On our return from Skye, we were invited by Ray to stay with him on Arran, his island home, a kidney-shaped island in the Firth of the Clyde an hour’s ferry ride from the Scottish mainland. At dinner with Ray, we discussed the difference between flying in the U.K and the U.S. Regulations in the U.K. are more restrictive, and costs are much higher because of fuel prices and landing fees. Ray gave us helpful advice and assisted us in obtaining the necessary charts, and after touring Arran we moved on to the Orkney and Shetland Islands to the north of mainland Scotland. Skara Brae on Orkney is “the most perfect stone age village in Europe,” and at Jarlshof near Sumburgh on Shetland stone age, bronze age, Viking and medieval settlements can be inspected. Landing on Sumburgh expecting to pay an exorbitant landing fee of about 50 pounds, we were pleasantly surprised when the tower informed us that they would waive the fee if we did a fly-by past the tower. A troop of boy scouts was being entertained by ATC there.
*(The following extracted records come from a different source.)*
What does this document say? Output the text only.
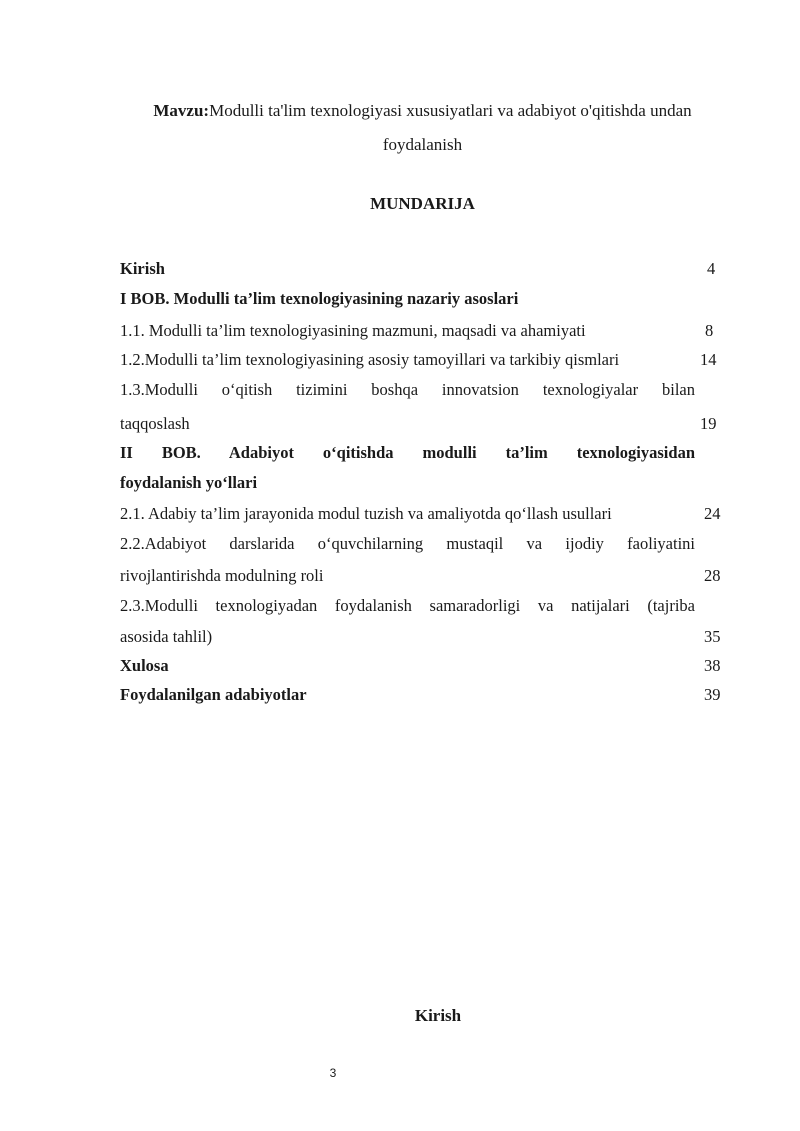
Mavzu:Modulli ta'lim texnologiyasi xususiyatlari va adabiyot o'qitishda undan
foydalanish
MUNDARIJA
Kirish	4
I BOB. Modulli ta’lim texnologiyasining nazariy asoslari
1.1. Modulli ta’lim texnologiyasining mazmuni, maqsadi va ahamiyati	8
1.2.Modulli ta’lim texnologiyasining asosiy tamoyillari va tarkibiy qismlari	14
1.3.Modulli o‘qitish tizimini boshqa innovatsion texnologiyalar bilan
taqqoslash	19
II BOB. Adabiyot o‘qitishda modulli ta’lim texnologiyasidan
foydalanish yo‘llari
2.1. Adabiy ta’lim jarayonida modul tuzish va amaliyotda qo‘llash usullari	24
2.2.Adabiyot darslarida o‘quvchilarning mustaqil va ijodiy faoliyatini
rivojlantirishda modulning roli	28
2.3.Modulli texnologiyadan foydalanish samaradorligi va natijalari (tajriba
asosida tahlil)	35
Xulosa	38
Foydalanilgan adabiyotlar	39
Kirish
3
From Shetland we flew to Aberdeen on Scotland’s east coast for some salmon fishing on the river Dee near Balmoral. A salmon was intermittently rising in the river behind the inn where we stayed, but he did not take the flies I presented.
Later we flew to Shannon to tour the west coast. We visited the Dingle Peninsula where a close friend and colleague had grown up. He had had a promising career in neurology that had been cut short by a death due to Hodgkins Disease. It was this colleague who taught me the ins and outs of fly fishing. We had spent many enjoyable hours together in the Catskills and Adirondacks fishing the waters there.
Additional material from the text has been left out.